I've had issues with the SD card causing the display to either flicker or annoyingly change brightness while streaming files, and yesterday I found a solution for this.
The problems were several:
1) I called SD.begin() every read.
Once during setup is sufficient. Shaved of 10 ms per read leading to overall speed boost.
Calling SD.begin() so often also caused stability problems that could make the SD card stop working all of a sudden for apparently no reason.
The only reason I did this was because I believed it necessary since I share the SPI port between the display and the SD card reader. And since the display needs a begin-call before showing anything at all I believed the same goes for the SD card reader. Shame on me and RTFM!
2) Uneven brightness.
This was rectified by calculating the worst case scenario and simply delaying processing until at least that time has passed. I.e during no loading a delay of 12 ms was present. During loading I delayed from 0.9 ms to 5 ms. I.e delay 12 000 microseconds minus the amount of microseconds passed since loading started. This is to ensure that a solid framerate is used so that each frame has a certain time-slot to live in.
Of course, in a future update I will be processing other data instead of just wastes cycles during that wait time. That's the beauty of a micro processing unit - you can rely on the time it takes to process things to be constant since there's no OS or other processes that hog the resources. There's of course a bit of interrupts etc that fire every now and then, but then we're talking microsecond differences at most.
Using these two tricks I've managed to squeeze out 40 solid frames per second that doesn't flicker or change intensity/brightness when streaming. Streaming becomes seamless and invisible, which is the way it should be.
40 fps is far from ideal and actually makes the whole display flicker when you don't focus your eyes on it.

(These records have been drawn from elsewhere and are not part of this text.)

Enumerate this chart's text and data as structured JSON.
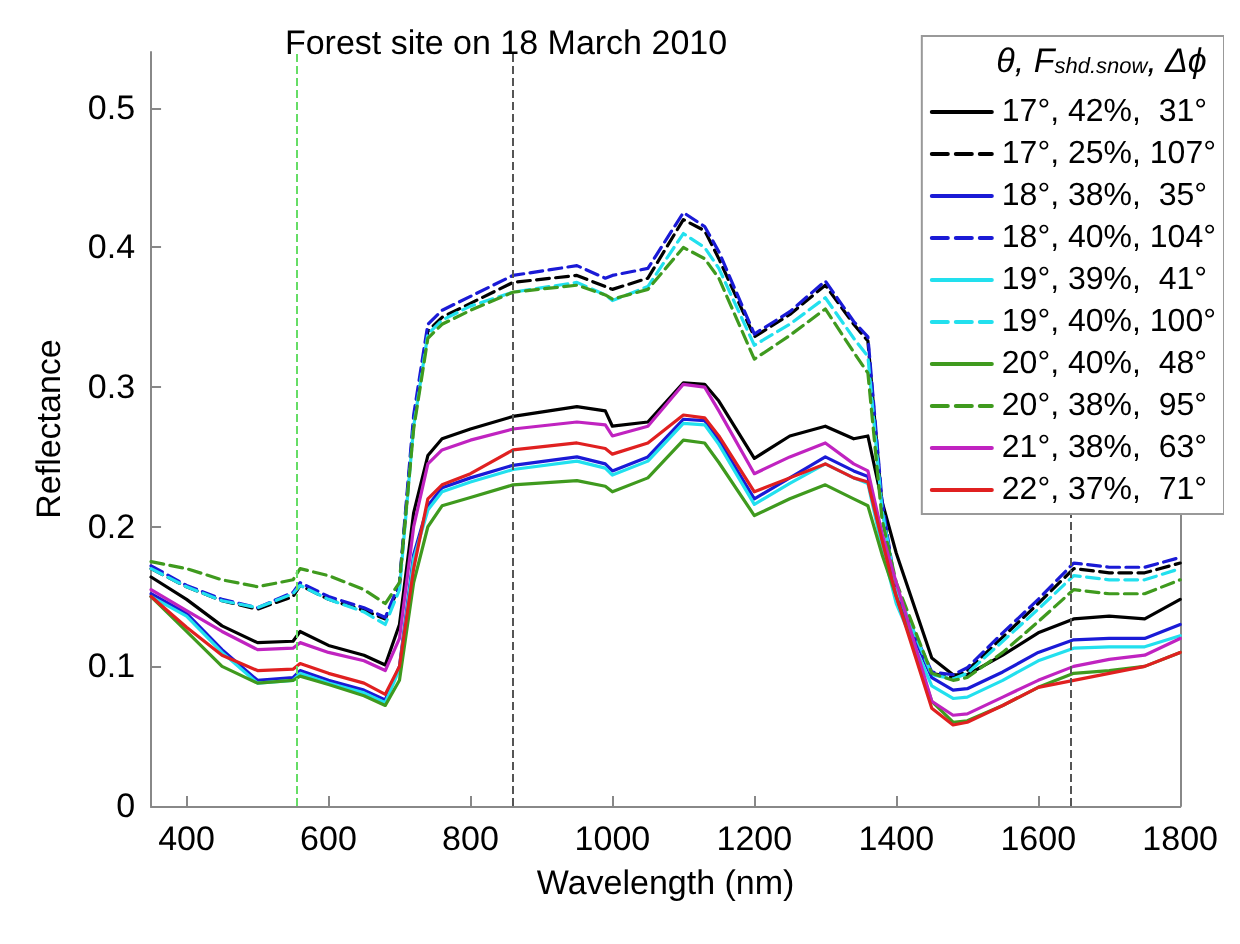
{
  "chart_data": {
    "type": "line",
    "title": "Forest site on 18 March 2010",
    "xlabel": "Wavelength (nm)",
    "ylabel": "Reflectance",
    "legend_title": "θ, F$_{shd.snow}$, Δϕ",
    "legend": "top right",
    "marker": "none",
    "grid": false,
    "xlim": [
      350,
      1800
    ],
    "xticks": [
      400,
      600,
      800,
      1000,
      1200,
      1400,
      1600,
      1800
    ],
    "ylim": [
      0,
      0.54
    ],
    "yticks": [
      0,
      0.1,
      0.2,
      0.3,
      0.4,
      0.5
    ],
    "x": [
      350,
      400,
      450,
      500,
      550,
      560,
      600,
      650,
      680,
      700,
      720,
      740,
      760,
      800,
      860,
      950,
      990,
      1000,
      1050,
      1100,
      1130,
      1150,
      1200,
      1250,
      1300,
      1340,
      1360,
      1380,
      1400,
      1450,
      1480,
      1500,
      1550,
      1600,
      1650,
      1700,
      1750,
      1800
    ],
    "ref_lines": [
      {
        "axis": "x",
        "value": 555,
        "color": "#66dd66",
        "line_style": "dashed"
      },
      {
        "axis": "x",
        "value": 860,
        "color": "#555555",
        "line_style": "dashed"
      },
      {
        "axis": "x",
        "value": 1645,
        "color": "#555555",
        "line_style": "dashed"
      }
    ],
    "series": [
      {
        "name": "17°, 42%,  31°",
        "color": "#000000",
        "line_style": "solid",
        "values": [
          0.164,
          0.148,
          0.129,
          0.117,
          0.118,
          0.125,
          0.115,
          0.108,
          0.101,
          0.13,
          0.21,
          0.251,
          0.263,
          0.27,
          0.279,
          0.286,
          0.283,
          0.272,
          0.275,
          0.303,
          0.302,
          0.29,
          0.249,
          0.265,
          0.272,
          0.263,
          0.265,
          0.218,
          0.181,
          0.106,
          0.094,
          0.094,
          0.108,
          0.124,
          0.134,
          0.136,
          0.134,
          0.148
        ]
      },
      {
        "name": "17°, 25%, 107°",
        "color": "#000000",
        "line_style": "dashed",
        "values": [
          0.17,
          0.157,
          0.147,
          0.141,
          0.15,
          0.158,
          0.148,
          0.14,
          0.134,
          0.158,
          0.275,
          0.34,
          0.35,
          0.36,
          0.375,
          0.38,
          0.372,
          0.37,
          0.378,
          0.42,
          0.412,
          0.392,
          0.336,
          0.352,
          0.373,
          0.345,
          0.333,
          0.215,
          0.15,
          0.095,
          0.092,
          0.097,
          0.121,
          0.145,
          0.17,
          0.167,
          0.167,
          0.174
        ]
      },
      {
        "name": "18°, 38%,  35°",
        "color": "#1a1ad6",
        "line_style": "solid",
        "values": [
          0.152,
          0.138,
          0.112,
          0.09,
          0.092,
          0.097,
          0.09,
          0.083,
          0.076,
          0.1,
          0.18,
          0.215,
          0.228,
          0.235,
          0.244,
          0.25,
          0.245,
          0.24,
          0.25,
          0.277,
          0.276,
          0.262,
          0.22,
          0.235,
          0.25,
          0.24,
          0.236,
          0.19,
          0.15,
          0.092,
          0.083,
          0.084,
          0.096,
          0.11,
          0.119,
          0.12,
          0.12,
          0.13
        ]
      },
      {
        "name": "18°, 40%, 104°",
        "color": "#1a1ad6",
        "line_style": "dashed",
        "values": [
          0.172,
          0.158,
          0.148,
          0.142,
          0.153,
          0.16,
          0.15,
          0.142,
          0.135,
          0.16,
          0.28,
          0.345,
          0.355,
          0.365,
          0.38,
          0.387,
          0.378,
          0.38,
          0.385,
          0.425,
          0.415,
          0.397,
          0.338,
          0.354,
          0.376,
          0.347,
          0.336,
          0.218,
          0.153,
          0.096,
          0.094,
          0.099,
          0.124,
          0.148,
          0.174,
          0.171,
          0.171,
          0.178
        ]
      },
      {
        "name": "19°, 39%,  41°",
        "color": "#22e0ee",
        "line_style": "solid",
        "values": [
          0.15,
          0.136,
          0.11,
          0.088,
          0.09,
          0.095,
          0.088,
          0.081,
          0.074,
          0.098,
          0.177,
          0.212,
          0.225,
          0.232,
          0.241,
          0.247,
          0.242,
          0.237,
          0.247,
          0.274,
          0.273,
          0.259,
          0.216,
          0.231,
          0.245,
          0.235,
          0.231,
          0.185,
          0.145,
          0.086,
          0.077,
          0.078,
          0.09,
          0.104,
          0.113,
          0.114,
          0.114,
          0.122
        ]
      },
      {
        "name": "19°, 40%, 100°",
        "color": "#22e0ee",
        "line_style": "dashed",
        "values": [
          0.17,
          0.157,
          0.147,
          0.142,
          0.152,
          0.158,
          0.148,
          0.139,
          0.13,
          0.155,
          0.272,
          0.338,
          0.348,
          0.358,
          0.368,
          0.375,
          0.366,
          0.362,
          0.372,
          0.41,
          0.4,
          0.385,
          0.33,
          0.345,
          0.364,
          0.335,
          0.322,
          0.212,
          0.155,
          0.094,
          0.091,
          0.095,
          0.118,
          0.141,
          0.165,
          0.162,
          0.162,
          0.17
        ]
      },
      {
        "name": "20°, 40%,  48°",
        "color": "#3f9a1e",
        "line_style": "solid",
        "values": [
          0.15,
          0.125,
          0.1,
          0.088,
          0.09,
          0.093,
          0.087,
          0.079,
          0.072,
          0.09,
          0.16,
          0.2,
          0.215,
          0.221,
          0.23,
          0.233,
          0.229,
          0.225,
          0.235,
          0.262,
          0.26,
          0.246,
          0.208,
          0.22,
          0.23,
          0.22,
          0.215,
          0.18,
          0.15,
          0.075,
          0.06,
          0.061,
          0.072,
          0.085,
          0.095,
          0.097,
          0.1,
          0.11
        ]
      },
      {
        "name": "20°, 38%,  95°",
        "color": "#3f9a1e",
        "line_style": "dashed",
        "values": [
          0.175,
          0.17,
          0.162,
          0.157,
          0.162,
          0.17,
          0.165,
          0.155,
          0.145,
          0.16,
          0.27,
          0.335,
          0.345,
          0.355,
          0.368,
          0.373,
          0.366,
          0.363,
          0.37,
          0.4,
          0.392,
          0.378,
          0.32,
          0.337,
          0.356,
          0.325,
          0.31,
          0.205,
          0.16,
          0.095,
          0.09,
          0.092,
          0.11,
          0.132,
          0.155,
          0.152,
          0.152,
          0.162
        ]
      },
      {
        "name": "21°, 38%,  63°",
        "color": "#c023c0",
        "line_style": "solid",
        "values": [
          0.155,
          0.14,
          0.125,
          0.112,
          0.113,
          0.117,
          0.11,
          0.104,
          0.097,
          0.12,
          0.2,
          0.245,
          0.255,
          0.262,
          0.27,
          0.275,
          0.273,
          0.265,
          0.272,
          0.302,
          0.3,
          0.283,
          0.238,
          0.25,
          0.26,
          0.245,
          0.24,
          0.195,
          0.16,
          0.075,
          0.065,
          0.066,
          0.078,
          0.09,
          0.1,
          0.105,
          0.108,
          0.12
        ]
      },
      {
        "name": "22°, 37%,  71°",
        "color": "#e02020",
        "line_style": "solid",
        "values": [
          0.15,
          0.128,
          0.108,
          0.097,
          0.098,
          0.102,
          0.095,
          0.088,
          0.08,
          0.1,
          0.17,
          0.22,
          0.23,
          0.238,
          0.255,
          0.26,
          0.256,
          0.252,
          0.26,
          0.28,
          0.278,
          0.265,
          0.225,
          0.235,
          0.245,
          0.235,
          0.232,
          0.19,
          0.15,
          0.07,
          0.058,
          0.06,
          0.072,
          0.085,
          0.09,
          0.095,
          0.1,
          0.11
        ]
      }
    ]
  }
}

Since most of the time you're actually not looking at the display you get this annoying flicker in the corner of your eyes while playing. I can assure that staring at this display gives you headache. Trust me.
By analyzing where the time culprits are I've managed to see that the first opening of a file (i.e finding the file on disk) takes a whopping 11 ms, while reading 512 bytes takes 5 ms (slow, I know). If I somehow am able to minimize the open file time I can get 82 FPS instead (much better!) by setting the max delay time to around 6ms instead of 12ms.

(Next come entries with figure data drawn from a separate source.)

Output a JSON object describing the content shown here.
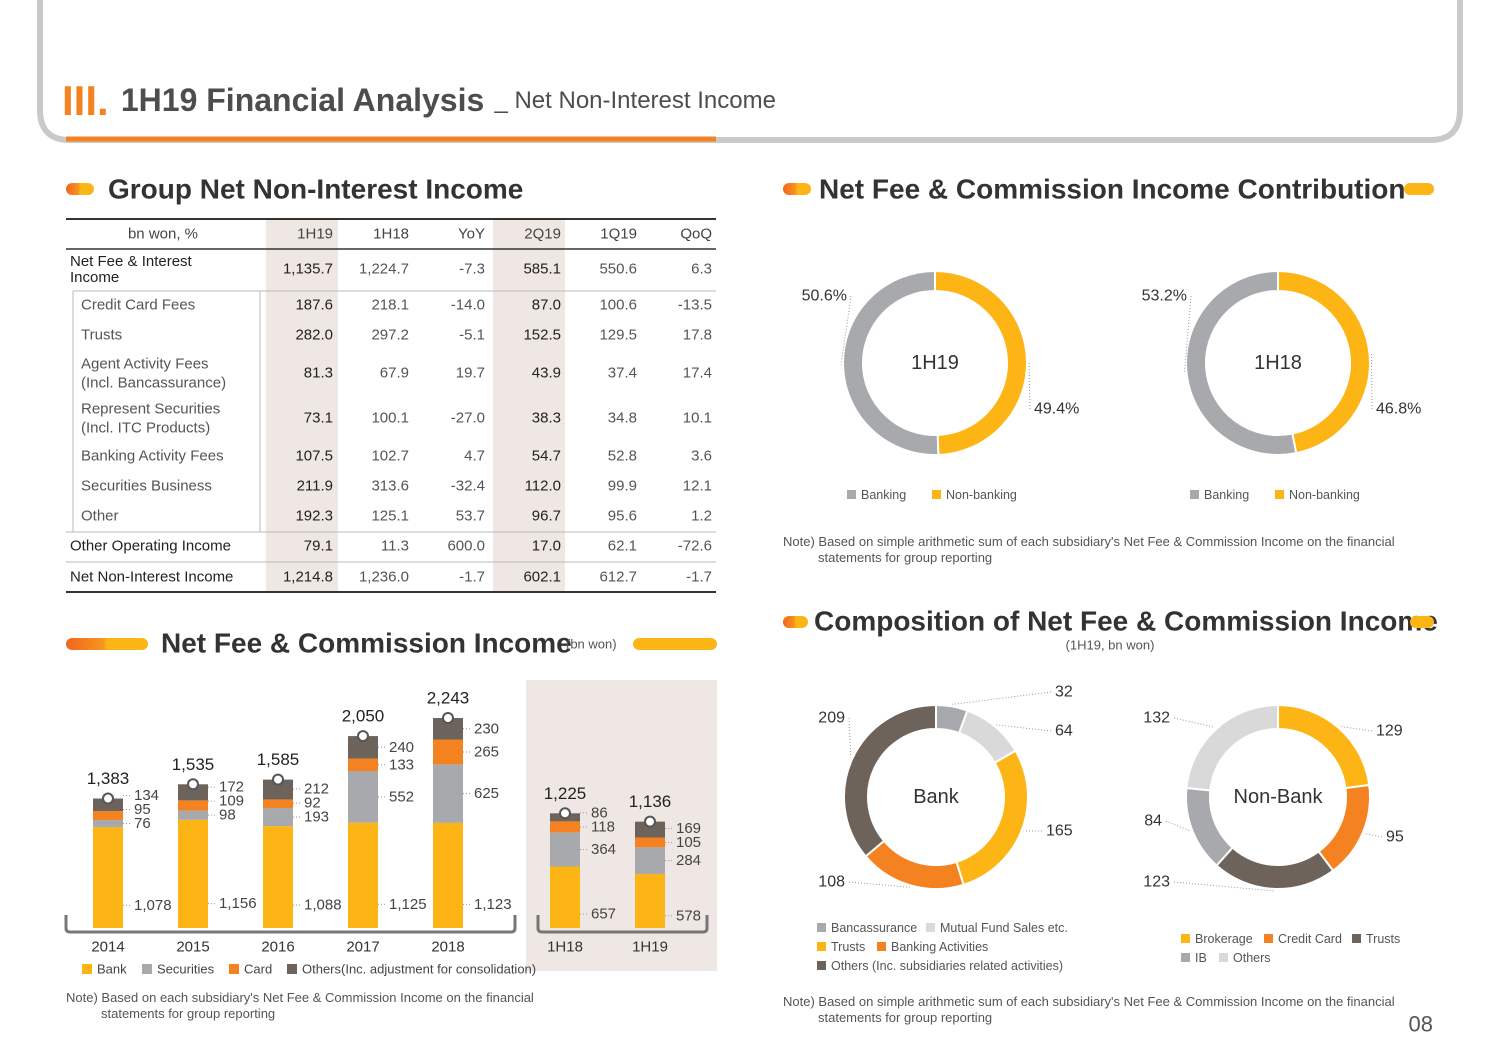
{
  "header": {
    "numeral": "III.",
    "title": "1H19 Financial Analysis",
    "subtitle": "_ Net Non-Interest Income"
  },
  "table": {
    "title": "Group Net Non-Interest Income",
    "columns": [
      "bn won, %",
      "1H19",
      "1H18",
      "YoY",
      "2Q19",
      "1Q19",
      "QoQ"
    ],
    "rows": [
      {
        "label": "Net Fee & Interest\nIncome",
        "cells": [
          "1,135.7",
          "1,224.7",
          "-7.3",
          "585.1",
          "550.6",
          "6.3"
        ]
      },
      {
        "label": "Credit Card Fees",
        "cells": [
          "187.6",
          "218.1",
          "-14.0",
          "87.0",
          "100.6",
          "-13.5"
        ]
      },
      {
        "label": "Trusts",
        "cells": [
          "282.0",
          "297.2",
          "-5.1",
          "152.5",
          "129.5",
          "17.8"
        ]
      },
      {
        "label": "Agent Activity Fees\n(Incl. Bancassurance)",
        "cells": [
          "81.3",
          "67.9",
          "19.7",
          "43.9",
          "37.4",
          "17.4"
        ]
      },
      {
        "label": "Represent Securities\n(Incl. ITC Products)",
        "cells": [
          "73.1",
          "100.1",
          "-27.0",
          "38.3",
          "34.8",
          "10.1"
        ]
      },
      {
        "label": "Banking Activity Fees",
        "cells": [
          "107.5",
          "102.7",
          "4.7",
          "54.7",
          "52.8",
          "3.6"
        ]
      },
      {
        "label": "Securities Business",
        "cells": [
          "211.9",
          "313.6",
          "-32.4",
          "112.0",
          "99.9",
          "12.1"
        ]
      },
      {
        "label": "Other",
        "cells": [
          "192.3",
          "125.1",
          "53.7",
          "96.7",
          "95.6",
          "1.2"
        ]
      },
      {
        "label": "Other Operating Income",
        "cells": [
          "79.1",
          "11.3",
          "600.0",
          "17.0",
          "62.1",
          "-72.6"
        ]
      },
      {
        "label": "Net Non-Interest Income",
        "cells": [
          "1,214.8",
          "1,236.0",
          "-1.7",
          "602.1",
          "612.7",
          "-1.7"
        ]
      }
    ]
  },
  "fee_chart": {
    "type": "bar",
    "stacked": true,
    "title": "Net Fee & Commission Income",
    "unit": "(bn won)",
    "categories": [
      "2014",
      "2015",
      "2016",
      "2017",
      "2018",
      "1H18",
      "1H19"
    ],
    "series": [
      {
        "name": "Bank",
        "color": "#fdb515",
        "values": [
          1078,
          1156,
          1088,
          1125,
          1123,
          657,
          578
        ],
        "value_labels": [
          "1,078",
          "1,156",
          "1,088",
          "1,125",
          "1,123",
          "657",
          "578"
        ]
      },
      {
        "name": "Securities",
        "color": "#a7a9ac",
        "values": [
          76,
          98,
          193,
          552,
          625,
          364,
          284
        ]
      },
      {
        "name": "Card",
        "color": "#f58220",
        "values": [
          95,
          109,
          92,
          133,
          265,
          118,
          105
        ]
      },
      {
        "name": "Others(Inc. adjustment for consolidation)",
        "color": "#6d635b",
        "values": [
          134,
          172,
          212,
          240,
          230,
          86,
          169
        ]
      }
    ],
    "totals": [
      1383,
      1535,
      1585,
      2050,
      2243,
      1225,
      1136
    ],
    "total_labels": [
      "1,383",
      "1,535",
      "1,585",
      "2,050",
      "2,243",
      "1,225",
      "1,136"
    ],
    "note": "Note) Based on each subsidiary's Net Fee & Commission Income on the financial\nstatements for group reporting"
  },
  "contribution": {
    "title": "Net Fee & Commission Income Contribution",
    "charts": [
      {
        "type": "pie",
        "center_label": "1H19",
        "direction": "counterclockwise",
        "categories": [
          "Banking",
          "Non-banking"
        ],
        "values": [
          50.6,
          49.4
        ],
        "value_labels": [
          "50.6%",
          "49.4%"
        ],
        "colors": [
          "#a7a9ac",
          "#fdb515"
        ]
      },
      {
        "type": "pie",
        "center_label": "1H18",
        "direction": "counterclockwise",
        "categories": [
          "Banking",
          "Non-banking"
        ],
        "values": [
          53.2,
          46.8
        ],
        "value_labels": [
          "53.2%",
          "46.8%"
        ],
        "colors": [
          "#a7a9ac",
          "#fdb515"
        ]
      }
    ],
    "note": "Note) Based on simple arithmetic sum of each subsidiary's Net Fee & Commission Income on the financial\nstatements for group reporting"
  },
  "composition": {
    "title": "Composition of Net Fee & Commission Income",
    "subtitle": "(1H19, bn won)",
    "charts": [
      {
        "type": "pie",
        "center_label": "Bank",
        "direction": "clockwise",
        "categories": [
          "Bancassurance",
          "Mutual Fund Sales etc.",
          "Trusts",
          "Banking Activities",
          "Others (Inc. subsidiaries related activities)"
        ],
        "values": [
          32,
          64,
          165,
          108,
          209
        ],
        "colors": [
          "#a7a9ac",
          "#d9d9d9",
          "#fdb515",
          "#f58220",
          "#6d635b"
        ]
      },
      {
        "type": "pie",
        "center_label": "Non-Bank",
        "direction": "clockwise",
        "categories": [
          "Brokerage",
          "Credit Card",
          "Trusts",
          "IB",
          "Others"
        ],
        "values": [
          129,
          95,
          123,
          84,
          132
        ],
        "colors": [
          "#fdb515",
          "#f58220",
          "#6d635b",
          "#a7a9ac",
          "#d9d9d9"
        ]
      }
    ],
    "note": "Note) Based on simple arithmetic sum of each subsidiary's Net Fee & Commission Income on the financial\nstatements for group reporting"
  },
  "page_number": "08"
}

I've come up with a byte compression scheme that will allow me to send the same amount of data in almost 1/3 of the time by cutting away all the wasted space. Basically - with 8 color levels used only the three least significant bits are actually being used: B00000111 = 7.
What I'm currently doing, and is allowed during testing, is to send the whole byte which wastes 5 bits for nothing! So by taking the first 3 bits of eight pixels I get three bytes to send in the end.
So instead of sending 4096 bytes for a full frame I send 1366 bytes (and get 2 wasted bits).
While not doing very much for the actual refresh rate of the screen, it triples the refreshrate of the animations, thus making smoother animations.